いまでは金属産業都市として大きな発展を遂げた新潟県三条市。その歴史は古く、寛永2年(1625)から3年間、代官所奉行として三条に在城した大谷清兵衛が、河川の氾濫に苦しむ農民を救済するため、江戸から釘鍛冶職人を招き、農家の副業として和釘の製造法を指導・奨励したのが始まりとされている。そんな三条市で、親子二代にわたり金物道具の卸業を営んでいるのが“株式会社喜久和”だ。
盆栽道具に、喜久和あり
金物道具と関わって60年の老舗問屋
創業60年、会社設立40年となる株式会社喜久和は、いまでこそ盆栽道具の卸業として全国、いや世界に名を馳せているが、創業時から盆栽道具を扱っていたのだろうか? 代表取締役の石黒隆夫氏に話を聞くと…。
親父は最初、大工道具からスタートしたと聞いています。関東大震災の後、建築ブームが巻き起こって、大工道具の需要が一気に高まったんですね。しかし、時が経つと電動化の波が押し寄せ、昔ながらの大工道具は廃れていきました。
次に目を付けたのが園芸の道具です。昭和40年代に、さつきがブームだったのをご存じですか? しばらくは園芸道具でしのぎを削れたんですが、それもオイルショックで下火に…。その後、バブルがはじけるとガーデニングがブームになり、また一時、良くなったんですが、いろんな会社が参入し、さらに輸入品も出回って、引っかき回されてダメになっちゃいましたね。
お話をうかがうと波瀾万丈といった感じだが、喜久和は地元の商材にこだわり、時代時代のニーズに合わせて商売を続けていったのだ。そして現在、主力となっているのが盆栽道具である。
やはり盆栽道具は新潟、三条ですよ。盆栽道具の約80%は、我々の地元で作られています。私の会社は問屋として、他の産地にも卸に行きます。堺や関も刃物が有名ですが、我々はOEMとして関のメーカーに盆栽道具を卸したりしてますからね。
喜久和が扱う盆栽道具はつとに有名で、いまでは日本国内のみならず、海外からの問い合わせも多いと聞く。

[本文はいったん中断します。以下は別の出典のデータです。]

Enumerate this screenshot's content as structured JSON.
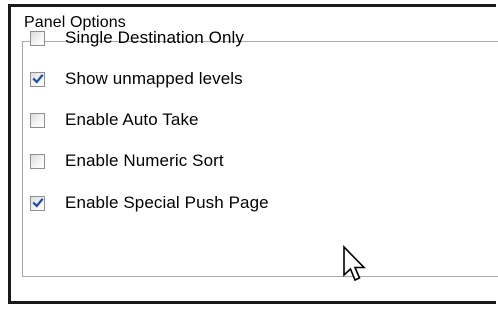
{
  "panel": {
    "title": "Panel Options"
  },
  "options": [
    {
      "label": "Single Destination Only",
      "checked": false
    },
    {
      "label": "Show unmapped levels",
      "checked": true
    },
    {
      "label": "Enable Auto Take",
      "checked": false
    },
    {
      "label": "Enable Numeric Sort",
      "checked": false
    },
    {
      "label": "Enable Special Push Page",
      "checked": true
    }
  ],
  "colors": {
    "checkmark": "#1f4fa8",
    "window_border": "#1a1a1a",
    "group_border": "#a9a9a9"
  },
  "icons": {
    "checkbox_mark": "check-icon",
    "pointer": "mouse-cursor-icon"
  }
}
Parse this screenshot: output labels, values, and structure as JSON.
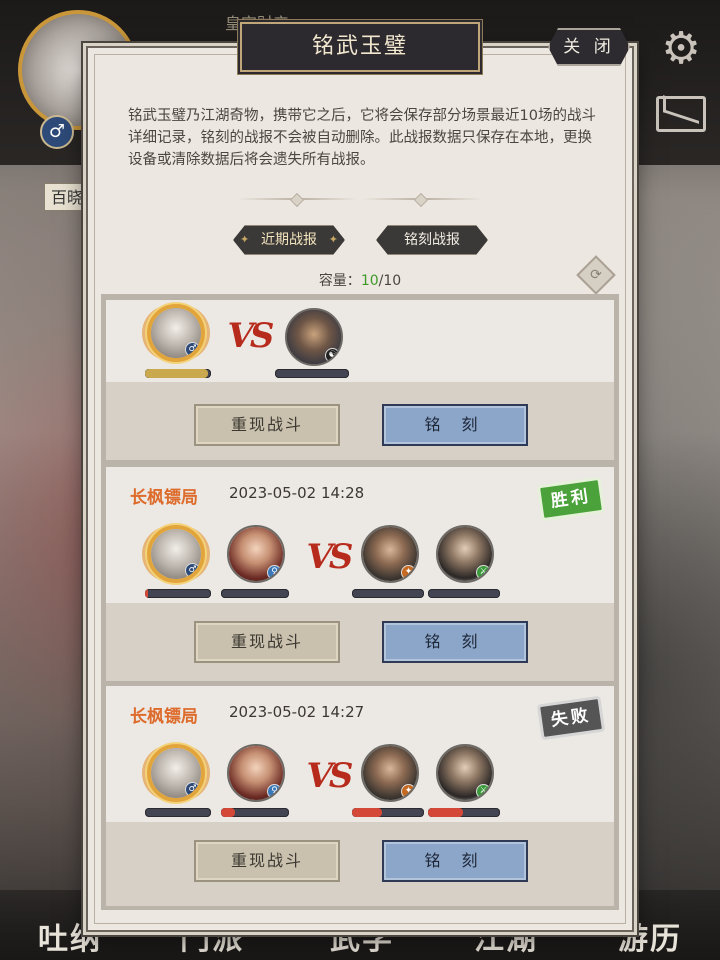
{
  "background": {
    "top_title": "皇宫财产",
    "player_name": "百晓",
    "gender_symbol": "♂",
    "bottom_nav": [
      "吐纳",
      "门派",
      "武学",
      "江湖",
      "游历"
    ]
  },
  "modal": {
    "title": "铭武玉璧",
    "close_label": "关 闭",
    "description": "铭武玉璧乃江湖奇物，携带它之后，它将会保存部分场景最近10场的战斗详细记录，铭刻的战报不会被自动删除。此战报数据只保存在本地，更换设备或清除数据后将会遗失所有战报。",
    "tabs": [
      {
        "label": "近期战报",
        "active": true
      },
      {
        "label": "铭刻战报",
        "active": false
      }
    ],
    "capacity": {
      "label": "容量：",
      "used": "10",
      "total": "/10"
    },
    "refresh_icon": "refresh-icon"
  },
  "battles": [
    {
      "team": "",
      "time": "",
      "result": "",
      "vs_text": "VS",
      "left_hp": [
        0.95
      ],
      "right_hp": [
        0
      ],
      "replay_label": "重现战斗",
      "engrave_label": "铭 刻"
    },
    {
      "team": "长枫镖局",
      "time": "2023-05-02 14:28",
      "result": "胜利",
      "vs_text": "VS",
      "left_hp": [
        0.05,
        0
      ],
      "right_hp": [
        0,
        0
      ],
      "replay_label": "重现战斗",
      "engrave_label": "铭 刻"
    },
    {
      "team": "长枫镖局",
      "time": "2023-05-02 14:27",
      "result": "失败",
      "vs_text": "VS",
      "left_hp": [
        0,
        0.2
      ],
      "right_hp": [
        0.42,
        0.48
      ],
      "replay_label": "重现战斗",
      "engrave_label": "铭 刻"
    }
  ],
  "colors": {
    "team_name": "#dd6b2b",
    "win": "#4ba23a",
    "lose": "#555555",
    "hp_fill_full": "#c9a84e",
    "hp_fill": "#d44838",
    "capacity_used": "#3f9a2a"
  }
}
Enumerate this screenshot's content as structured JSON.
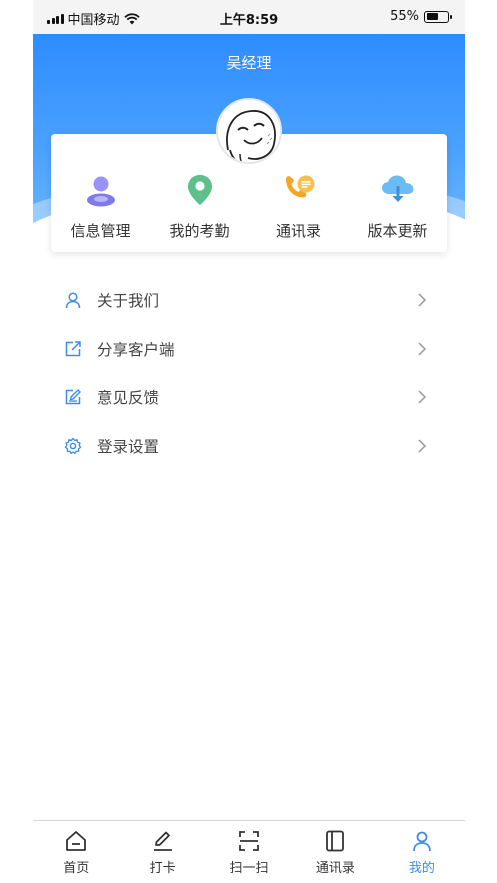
{
  "status_bar": {
    "carrier": "中国移动",
    "time": "上午8:59",
    "battery": "55%",
    "battery_level": 0.55
  },
  "header": {
    "manager_name": "吴经理",
    "accent_color": "#2e8cff"
  },
  "quick_actions": [
    {
      "label": "信息管理",
      "icon": "user-profile-icon",
      "color": "#8a84f0"
    },
    {
      "label": "我的考勤",
      "icon": "location-pin-icon",
      "color": "#5cc08a"
    },
    {
      "label": "通讯录",
      "icon": "phone-chat-icon",
      "color": "#f5a623"
    },
    {
      "label": "版本更新",
      "icon": "cloud-download-icon",
      "color": "#4fa9f0"
    }
  ],
  "menu": [
    {
      "label": "关于我们",
      "icon": "person-icon"
    },
    {
      "label": "分享客户端",
      "icon": "share-icon"
    },
    {
      "label": "意见反馈",
      "icon": "edit-icon"
    },
    {
      "label": "登录设置",
      "icon": "gear-icon"
    }
  ],
  "tabs": [
    {
      "label": "首页",
      "icon": "home-icon",
      "active": false
    },
    {
      "label": "打卡",
      "icon": "pen-icon",
      "active": false
    },
    {
      "label": "扫一扫",
      "icon": "scan-icon",
      "active": false
    },
    {
      "label": "通讯录",
      "icon": "contacts-icon",
      "active": false
    },
    {
      "label": "我的",
      "icon": "profile-icon",
      "active": true
    }
  ]
}
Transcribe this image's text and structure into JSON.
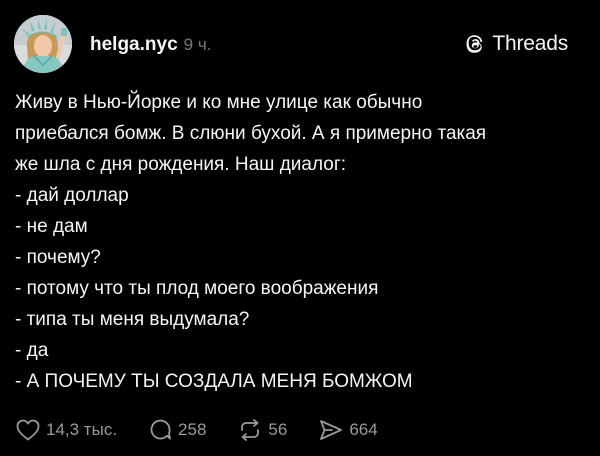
{
  "post": {
    "username": "helga.nyc",
    "timestamp": "9 ч.",
    "brand": "Threads",
    "avatar_icon": "avatar-statue-of-liberty-costume",
    "lines": [
      "Живу в Нью-Йорке и ко мне улице как обычно",
      "приебался бомж. В слюни бухой. А я примерно такая",
      "же шла с дня рождения. Наш диалог:",
      "- дай доллар",
      "- не дам",
      "- почему?",
      "- потому что ты плод моего воображения",
      "- типа ты меня выдумала?",
      "- да",
      "- А ПОЧЕМУ ТЫ СОЗДАЛА МЕНЯ БОМЖОМ"
    ],
    "actions": {
      "likes": "14,3 тыс.",
      "replies": "258",
      "reposts": "56",
      "shares": "664"
    }
  },
  "colors": {
    "background": "#000000",
    "text": "#f3f5f7",
    "muted": "#9a9a9a",
    "timestamp": "#777777"
  }
}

以前は商社を通して欧米に販売していました。インターネットが普及したいまでは直接、中国に送ったりしてますね。
ワールドワイドな商いを展開している喜久和だが、どのような盆栽道具の売れ行きが好調なのだろうか?
盆栽セットがよく出ますね。例えば、「足長盆栽鋏」「又枝切」「針金切」「手打八床」「ピンセット」の5点セットは定番です。値段の高いセットのほうが出ます。やはりいい物が欲しい、いい物で手入れしたいという欲求が強いんですよ。
値段の違い、その差ですか? いまでは作れる職人がめっきりと減ってしまいましたが、手作りの道具は値段こそ張るものの、やはり素晴らしいですね。まずハサミは包丁と違い、合わせで使いますから、右と左の刃の硬さが違うとトラブルになります。左右、同じ硬さが必須なんですね。もちろん、合い刃ですから、すり合わせも難しい。でも職人が丹精込めて作った盆栽道具は、最初の切れ味こそ大量生産品と大きく変わりませんが、切れ味が驚くほど持続します。さらに研ぎやすいですね。価格差は、物によっては5倍程度違います。
それにしても陳列棚を見ると、もの凄い数の盆栽道具が並んでいる。盆栽道具の種類は以前よりも増えているのであろうか? また、時代と共に人気が浮き沈みするような道具はあるのだろうか?
道具の種類は、昔のほうが多かったですね。淘汰されて少なくなったのですが、我々が復活させたりする道具もあります。
いまは真柏盆栽が人気ですよね。ジン・シャリを表現するため、時には樹皮を削ったりする道具として、彫刻刀もよく出ますよ
喜久和は卸問屋だが、刃物メーカーは在庫をしないため、完成した道具は基本的に全部買い取り、自ら在庫しているという。また、現在は小売りも行っているため、愛好家が直接購入することも可能だ。